P.S. Two of our secret weapons of high returns and good retention… warm, fuzzy Thank You letters and emotional, donor centered Newsletters, neither of which ask for money.
Roger, thank god I don’t need your permission to practice fundraising, or Ken Burnett’s, or Lisa Sargent’s, Adrian Sargent’s or anyone else in this inbred echo chamber.
Derek,
You certainly do not need my permission. Nor, apparently my help in making a fool of yourself.
Roger
The Fool is often the only one telling the truth.

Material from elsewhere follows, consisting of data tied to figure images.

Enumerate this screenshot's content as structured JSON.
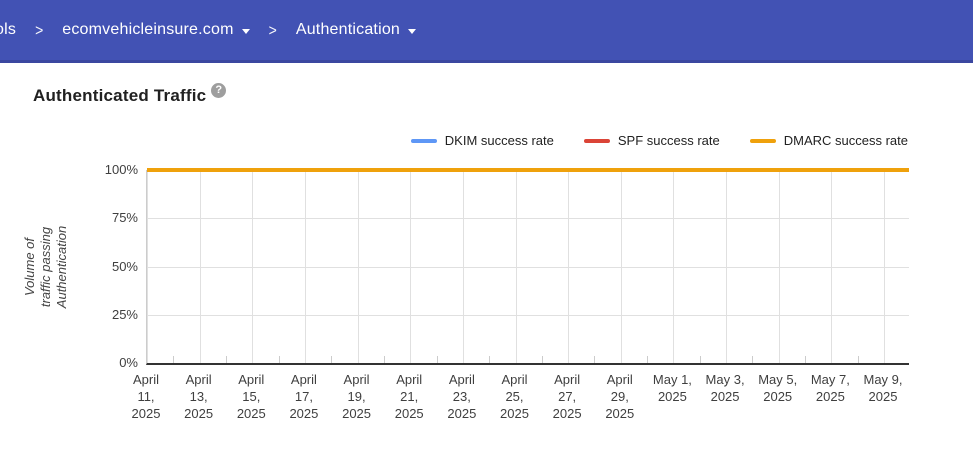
{
  "header": {
    "bg_color": "#4252b4",
    "breadcrumb": {
      "clipped_prefix": "ols",
      "separator": ">",
      "items": [
        {
          "label": "ecomvehicleinsure.com",
          "has_dropdown": true
        },
        {
          "label": "Authentication",
          "has_dropdown": true
        }
      ]
    }
  },
  "page": {
    "title": "Authenticated Traffic",
    "help_icon_glyph": "?"
  },
  "chart_data": {
    "type": "line",
    "title": "Authenticated Traffic",
    "categories": [
      "April\n11,\n2025",
      "April\n13,\n2025",
      "April\n15,\n2025",
      "April\n17,\n2025",
      "April\n19,\n2025",
      "April\n21,\n2025",
      "April\n23,\n2025",
      "April\n25,\n2025",
      "April\n27,\n2025",
      "April\n29,\n2025",
      "May 1,\n2025",
      "May 3,\n2025",
      "May 5,\n2025",
      "May 7,\n2025",
      "May 9,\n2025"
    ],
    "series": [
      {
        "name": "DKIM success rate",
        "color": "#5e97f6",
        "values": [
          100,
          100,
          100,
          100,
          100,
          100,
          100,
          100,
          100,
          100,
          100,
          100,
          100,
          100,
          100
        ]
      },
      {
        "name": "SPF success rate",
        "color": "#db4437",
        "values": [
          100,
          100,
          100,
          100,
          100,
          100,
          100,
          100,
          100,
          100,
          100,
          100,
          100,
          100,
          100
        ]
      },
      {
        "name": "DMARC success rate",
        "color": "#efa10c",
        "values": [
          100,
          100,
          100,
          100,
          100,
          100,
          100,
          100,
          100,
          100,
          100,
          100,
          100,
          100,
          100
        ]
      }
    ],
    "xlabel": "",
    "ylabel": "Volume of traffic passing\nAuthentication",
    "yticks": [
      0,
      25,
      50,
      75,
      100
    ],
    "ytick_suffix": "%",
    "ylim": [
      0,
      100
    ],
    "grid": true,
    "legend_position": "top-right"
  }
}
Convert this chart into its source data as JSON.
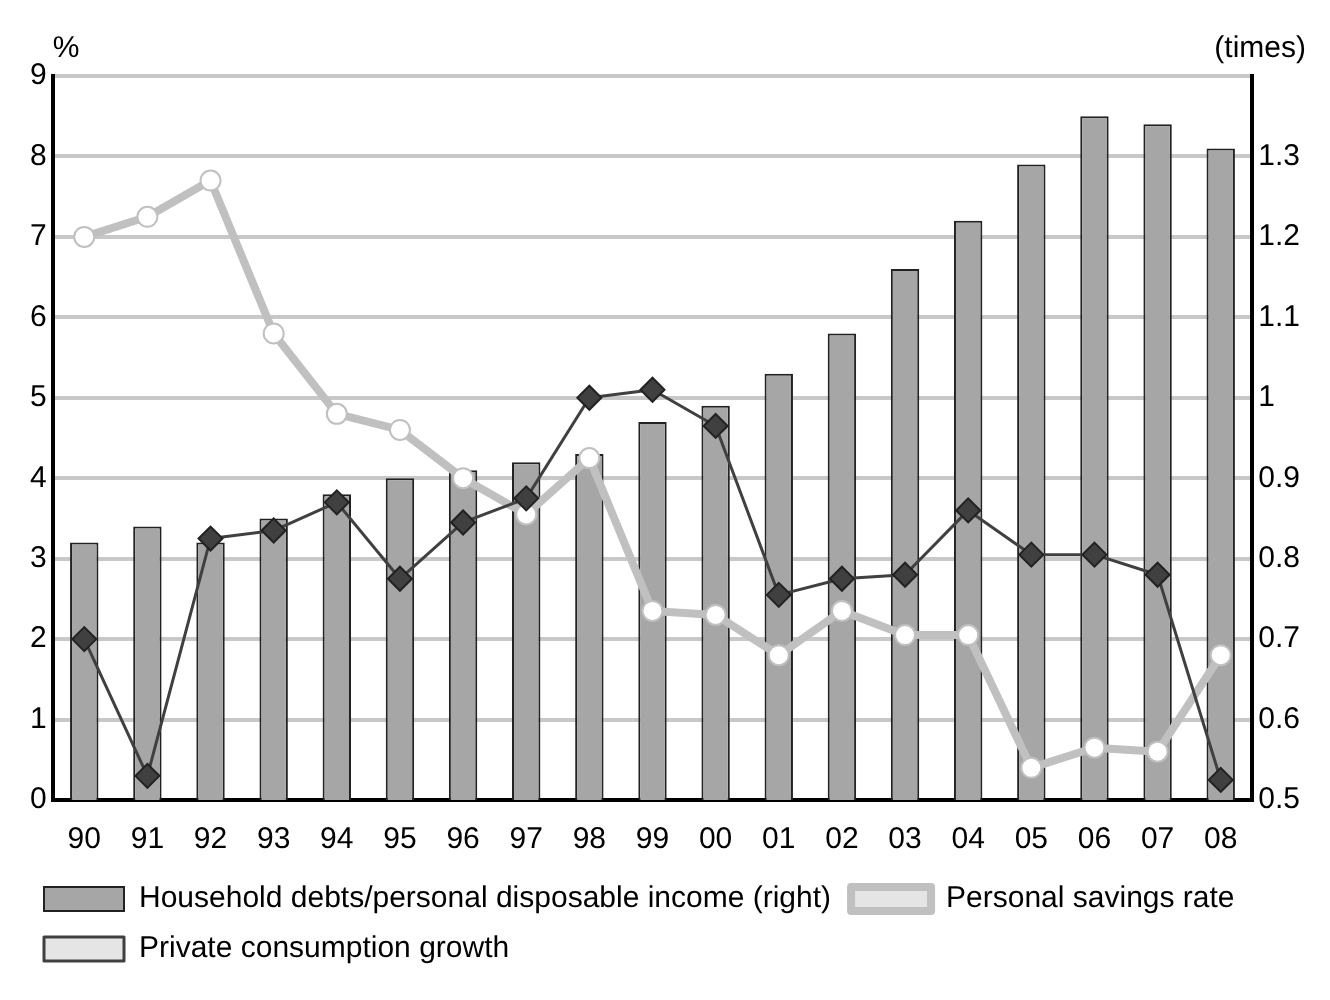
{
  "chart_data": {
    "type": "bar",
    "ylabel": "%",
    "y2label": "(times)",
    "categories": [
      "90",
      "91",
      "92",
      "93",
      "94",
      "95",
      "96",
      "97",
      "98",
      "99",
      "00",
      "01",
      "02",
      "03",
      "04",
      "05",
      "06",
      "07",
      "08"
    ],
    "series": [
      {
        "name": "Household debts/personal disposable income (right)",
        "axis": "y2",
        "color": "#a6a6a6",
        "values": [
          0.82,
          0.84,
          0.82,
          0.85,
          0.88,
          0.9,
          0.91,
          0.92,
          0.93,
          0.97,
          0.99,
          1.03,
          1.08,
          1.16,
          1.22,
          1.29,
          1.35,
          1.34,
          1.31
        ]
      },
      {
        "name": "Personal savings rate",
        "type": "line",
        "color": "#c0c0c0",
        "marker": "circle",
        "values": [
          7.0,
          7.25,
          7.7,
          5.8,
          4.8,
          4.6,
          4.0,
          3.55,
          4.25,
          2.35,
          2.3,
          1.8,
          2.35,
          2.05,
          2.05,
          0.4,
          0.65,
          0.6,
          1.8
        ]
      },
      {
        "name": "Private consumption growth",
        "type": "line",
        "color": "#404040",
        "marker": "diamond",
        "values": [
          2.0,
          0.3,
          3.25,
          3.35,
          3.7,
          2.75,
          3.45,
          3.75,
          5.0,
          5.1,
          4.65,
          2.55,
          2.75,
          2.8,
          3.6,
          3.05,
          3.05,
          2.8,
          0.25
        ]
      }
    ],
    "ylim": [
      0,
      9
    ],
    "yticks": [
      0,
      1,
      2,
      3,
      4,
      5,
      6,
      7,
      8,
      9
    ],
    "y2lim": [
      0.5,
      1.4
    ],
    "y2ticks": [
      0.5,
      0.6,
      0.7,
      0.8,
      0.9,
      1.0,
      1.1,
      1.2,
      1.3
    ],
    "grid": "y",
    "legend": "bottom"
  }
}
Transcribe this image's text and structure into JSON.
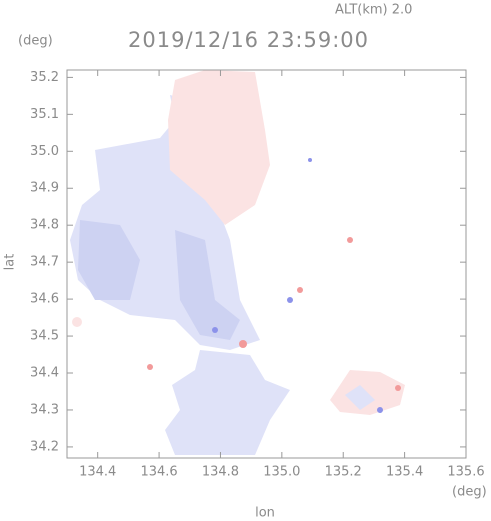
{
  "header": {
    "altitude": "ALT(km)  2.0",
    "datetime": "2019/12/16 23:59:00",
    "y_unit": "(deg)",
    "x_unit": "(deg)"
  },
  "chart_data": {
    "type": "map",
    "xlabel": "lon",
    "ylabel": "lat",
    "xlim": [
      134.3,
      135.6
    ],
    "ylim": [
      34.17,
      35.22
    ],
    "xticks": [
      134.4,
      134.6,
      134.8,
      {
        "value": 135,
        "label": "135.0"
      },
      135.2,
      135.4,
      135.6
    ],
    "yticks": [
      34.2,
      34.3,
      34.4,
      34.5,
      34.6,
      34.7,
      34.8,
      34.9,
      {
        "value": 35,
        "label": "35.0"
      },
      35.1,
      35.2
    ]
  }
}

I have fallen behind in my Agitator reading and am now catching up on this (US) holiday weekend. Looking forward to reading Ken and Alan’s posts.
As for our egoistic fellow commenter…I can only say that the most successful organizations I have worked in were filled with open-minded, thoughtful people. And the sinking ships were filled with proud, defensive, petty folk.
Bit of a shock picking up those comments half-way through before realising it was another Derek who had got everyone’s backs up!
“Relationship Fundraising doesn’t work”? Wake up and smell the coffee. It was so ahead of its time. As for results we’re doing just fine at SolarAid using the basis of engagement to get donors to advocate on our behalf and open doors to major gifts, grants, other donors. Its not about getting money out of them its about them sharing. Now everyone is channel and in this super connected world you just don’t know who people know. So for donors to engage their network you need to inspire them. The time of the emotional fundraiser has come!